Rôle des réponses cellulaires au stress et régulation de l'immunité innée dans les cellules dendritiques activées par les ARNs double-brins
Institution:
Aix-Marseille 2Disciplines:
Directors:
Abstract EN:
Among antigen presenting cells, dendritic cells (DCs) are the most efficient at initiating antigen-specific responses, inducing differentiation of naive T cells. Regulation of protein synthesis during DC maturation induced by the detection of pathogen-associated molecular patterns has been shown by our group to have a crucial role for their function and survival. We developed a new technology to measure the intensity of translation, based on the incorporation of puromycin in newly synthesized polypeptide chains and its subsequent detection by specific monoclonal antibodies.

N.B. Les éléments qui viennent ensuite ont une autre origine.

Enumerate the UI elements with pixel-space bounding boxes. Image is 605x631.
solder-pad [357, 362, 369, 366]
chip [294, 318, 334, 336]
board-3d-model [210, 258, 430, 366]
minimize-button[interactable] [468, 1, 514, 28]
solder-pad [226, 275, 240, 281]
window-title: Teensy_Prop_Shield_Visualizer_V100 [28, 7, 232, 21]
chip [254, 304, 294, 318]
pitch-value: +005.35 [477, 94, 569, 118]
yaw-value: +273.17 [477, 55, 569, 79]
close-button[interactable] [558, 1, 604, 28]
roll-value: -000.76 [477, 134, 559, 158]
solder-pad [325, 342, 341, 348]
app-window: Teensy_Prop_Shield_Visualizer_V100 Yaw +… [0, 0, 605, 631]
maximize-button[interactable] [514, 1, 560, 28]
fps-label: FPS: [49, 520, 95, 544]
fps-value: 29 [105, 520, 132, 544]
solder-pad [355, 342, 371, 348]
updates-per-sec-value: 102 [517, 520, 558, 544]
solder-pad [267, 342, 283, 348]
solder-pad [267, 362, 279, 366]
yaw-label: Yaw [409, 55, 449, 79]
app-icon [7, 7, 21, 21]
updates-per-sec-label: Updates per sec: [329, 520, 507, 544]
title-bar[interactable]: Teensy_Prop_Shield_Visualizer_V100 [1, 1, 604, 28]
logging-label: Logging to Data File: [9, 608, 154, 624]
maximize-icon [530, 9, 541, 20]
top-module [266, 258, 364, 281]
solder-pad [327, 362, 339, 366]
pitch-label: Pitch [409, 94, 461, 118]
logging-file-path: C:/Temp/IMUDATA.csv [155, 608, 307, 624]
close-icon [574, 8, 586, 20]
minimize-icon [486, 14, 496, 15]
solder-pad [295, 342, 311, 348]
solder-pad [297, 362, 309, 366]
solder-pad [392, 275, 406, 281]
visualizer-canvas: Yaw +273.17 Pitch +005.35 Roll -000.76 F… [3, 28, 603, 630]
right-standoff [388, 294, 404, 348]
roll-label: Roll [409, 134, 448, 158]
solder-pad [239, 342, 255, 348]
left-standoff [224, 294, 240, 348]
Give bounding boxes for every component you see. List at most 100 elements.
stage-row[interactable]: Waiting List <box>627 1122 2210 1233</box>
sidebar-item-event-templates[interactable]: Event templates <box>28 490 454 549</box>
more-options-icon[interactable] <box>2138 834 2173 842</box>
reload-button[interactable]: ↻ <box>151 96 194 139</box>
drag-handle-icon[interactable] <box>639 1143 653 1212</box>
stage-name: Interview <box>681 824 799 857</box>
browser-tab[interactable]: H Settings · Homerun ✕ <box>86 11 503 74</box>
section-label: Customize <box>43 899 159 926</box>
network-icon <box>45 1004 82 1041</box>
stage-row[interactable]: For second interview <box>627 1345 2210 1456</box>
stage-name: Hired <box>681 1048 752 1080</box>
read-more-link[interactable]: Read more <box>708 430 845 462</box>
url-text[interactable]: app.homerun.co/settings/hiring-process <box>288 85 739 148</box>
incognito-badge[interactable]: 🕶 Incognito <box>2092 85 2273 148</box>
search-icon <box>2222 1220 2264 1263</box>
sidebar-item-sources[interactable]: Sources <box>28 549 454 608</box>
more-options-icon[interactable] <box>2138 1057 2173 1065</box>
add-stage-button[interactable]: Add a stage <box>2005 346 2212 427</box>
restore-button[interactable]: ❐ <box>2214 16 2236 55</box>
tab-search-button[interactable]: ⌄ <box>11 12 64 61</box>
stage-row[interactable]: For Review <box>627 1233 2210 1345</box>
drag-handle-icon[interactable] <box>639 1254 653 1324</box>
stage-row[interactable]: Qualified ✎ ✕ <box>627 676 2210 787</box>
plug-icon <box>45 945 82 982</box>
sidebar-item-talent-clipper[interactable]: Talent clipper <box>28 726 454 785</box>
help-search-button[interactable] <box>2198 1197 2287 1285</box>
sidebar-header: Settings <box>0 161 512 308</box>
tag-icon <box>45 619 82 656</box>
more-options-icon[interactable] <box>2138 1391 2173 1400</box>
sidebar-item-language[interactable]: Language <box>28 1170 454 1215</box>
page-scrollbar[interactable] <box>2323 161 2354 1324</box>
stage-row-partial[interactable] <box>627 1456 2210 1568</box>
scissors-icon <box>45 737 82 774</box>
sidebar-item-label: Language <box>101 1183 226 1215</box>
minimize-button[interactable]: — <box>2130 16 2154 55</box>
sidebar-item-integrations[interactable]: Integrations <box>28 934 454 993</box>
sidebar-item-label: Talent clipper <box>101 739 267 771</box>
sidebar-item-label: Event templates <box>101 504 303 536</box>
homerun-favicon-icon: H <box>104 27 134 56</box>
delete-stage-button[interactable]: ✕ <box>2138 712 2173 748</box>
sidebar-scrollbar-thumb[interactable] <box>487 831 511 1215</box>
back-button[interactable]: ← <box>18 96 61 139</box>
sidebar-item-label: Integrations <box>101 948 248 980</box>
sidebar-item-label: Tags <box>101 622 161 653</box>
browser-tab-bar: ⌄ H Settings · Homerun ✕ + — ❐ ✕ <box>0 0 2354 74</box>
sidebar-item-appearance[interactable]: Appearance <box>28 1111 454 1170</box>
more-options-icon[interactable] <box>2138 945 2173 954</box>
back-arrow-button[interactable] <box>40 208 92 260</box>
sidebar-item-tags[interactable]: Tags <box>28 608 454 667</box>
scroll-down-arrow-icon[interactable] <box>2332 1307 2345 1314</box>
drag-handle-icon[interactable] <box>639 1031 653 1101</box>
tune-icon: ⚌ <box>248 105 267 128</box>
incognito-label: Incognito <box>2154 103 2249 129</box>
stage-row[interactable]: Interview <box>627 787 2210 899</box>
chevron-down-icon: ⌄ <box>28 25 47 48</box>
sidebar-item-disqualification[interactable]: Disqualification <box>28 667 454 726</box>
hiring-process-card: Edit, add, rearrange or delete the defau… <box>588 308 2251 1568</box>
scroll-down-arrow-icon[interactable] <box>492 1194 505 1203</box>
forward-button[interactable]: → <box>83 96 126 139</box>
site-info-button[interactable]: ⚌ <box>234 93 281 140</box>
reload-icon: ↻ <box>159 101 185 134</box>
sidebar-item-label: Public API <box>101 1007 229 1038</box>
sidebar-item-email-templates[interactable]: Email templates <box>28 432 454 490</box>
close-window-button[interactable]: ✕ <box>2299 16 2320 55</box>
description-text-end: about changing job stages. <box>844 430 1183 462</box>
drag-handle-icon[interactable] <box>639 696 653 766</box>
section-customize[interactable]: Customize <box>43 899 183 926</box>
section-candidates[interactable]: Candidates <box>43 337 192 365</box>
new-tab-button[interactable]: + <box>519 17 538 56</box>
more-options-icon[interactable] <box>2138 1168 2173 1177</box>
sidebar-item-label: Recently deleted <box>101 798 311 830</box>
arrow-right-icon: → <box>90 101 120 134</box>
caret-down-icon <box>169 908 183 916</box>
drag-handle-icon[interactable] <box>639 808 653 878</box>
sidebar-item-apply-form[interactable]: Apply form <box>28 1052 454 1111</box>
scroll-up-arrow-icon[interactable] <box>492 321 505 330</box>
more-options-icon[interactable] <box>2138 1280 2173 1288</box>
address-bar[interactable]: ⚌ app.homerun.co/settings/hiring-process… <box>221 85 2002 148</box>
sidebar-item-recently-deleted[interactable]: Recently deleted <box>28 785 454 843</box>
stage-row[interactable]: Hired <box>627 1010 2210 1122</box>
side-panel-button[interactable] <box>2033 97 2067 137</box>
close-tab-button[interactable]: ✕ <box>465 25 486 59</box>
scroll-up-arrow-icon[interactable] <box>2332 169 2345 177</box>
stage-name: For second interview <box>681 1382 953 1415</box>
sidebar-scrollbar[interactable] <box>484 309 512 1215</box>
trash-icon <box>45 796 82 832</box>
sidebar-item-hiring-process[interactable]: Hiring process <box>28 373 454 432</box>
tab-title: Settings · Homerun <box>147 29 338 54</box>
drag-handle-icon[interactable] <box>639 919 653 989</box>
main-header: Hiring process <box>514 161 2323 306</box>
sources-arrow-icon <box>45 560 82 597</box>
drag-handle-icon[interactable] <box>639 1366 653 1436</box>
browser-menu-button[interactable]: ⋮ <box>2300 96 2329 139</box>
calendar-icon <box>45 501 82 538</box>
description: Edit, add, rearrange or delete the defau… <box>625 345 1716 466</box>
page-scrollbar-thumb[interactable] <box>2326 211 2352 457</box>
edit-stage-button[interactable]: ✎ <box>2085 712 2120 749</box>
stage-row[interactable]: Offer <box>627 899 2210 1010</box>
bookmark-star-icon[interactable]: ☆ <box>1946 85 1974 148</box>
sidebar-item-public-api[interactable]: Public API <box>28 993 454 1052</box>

By using this method, we show that DCs, following the detection of poly I:C (a synthetic double-stranded RNA analogue) resist to the inhibition of translation normally observed in other cell types such as fibroblasts. Moreover, activated DCs show a general inhibition of several types of response to cellular stress, such as stress granule formation and translational arrest due to tryptophan starvation. Interestingly, we found that poly I:C-activated DCs display a transcription profile similar to that induced during an ‘unfolded protein response’. Among the upregulated genes, we identified GADD34, a phosphatase 1 cofactor, as the responsible for the regulation of stress responses in DCs, by shifting the biochemical equilibrium toward the dephosphorylation of the α subunit of the translation initiation factor eIF2. The importance of this regulation for DC function is demonstrated by the alteration of IFN-β production and the induction of caspase-3 cleavage upon inhibition of PP1/GADD34 activity. We propose that this mechanism could allow DCs to exert their specific functions in the immune response, in conditions in which a translational arrest might impair their activity.
Abstract FR:
Les cellules dendritiques (DCs) sont, parmi les cellules présentatrices d’antigène, les plus efficaces dans l’initiation des réponses immunitaires, induisant la différentiation des lymphocytes T naïfs. La régulation de la synthèse protéique pendant la maturation des DCs induite par la détection de motifs pathogéniques a été montrée par notre groupe avoir un rôle essentiel pour leur fonction et survivance. Nous avons développé une nouvelle technologie pour mesurer l’intensité de la traduction, basée sur l’incorporation de puromycine dans les chaînes polypeptidiques néosynthétisées et sa détection par des anticorps monoclonaux spécifiques. En utilisant cette méthode, nous avons montré que les DCs, suite à la détection du poly I:C, un analogue synthétique des ARNs double-brins, présentent une résistance à l’inhibition de la traduction, contrairement à d’autres types cellulaires tels que les fibroblastes. De plus, les DCs activées montrent une résistance générale à différents types de réponse au stress cellulaire, notamment la formation de granules de stress et l’arrêt traductionnel suite à la carence en tryptophane. De façon intéressante, nous avons trouvé que les DCs activées par le poly I:C présentent un profil de transcrits similaire à ce qui est produit au cours d’une ‘unfolded protein response’. Parmi les gènes induits, GADD34, cofacteur de la phosphatase PP1, a été identifié comme la molécule responsable de la régulation des réponses au stress dans les DCs, à travers le changement de l’équilibre biochimique vers la déphosphorylation de la sous-unité α du facteur d’initiation de la traduction eIF2. L’importance de cette régulation pour la fonction des DCs est démontrée par l’altération de la production de IFN-β et l’activation de la caspase 3 suite à l’inhibition de l’activité de GADD34/PP1. Nous proposons que ce mécanisme de régulation puisse permettre aux DCs d’exercer leurs fonctions spécifiques dans la réponse immunitaire, en conditions dans lesquelles un arrêt traductionnel pourrait empêcher leur activité.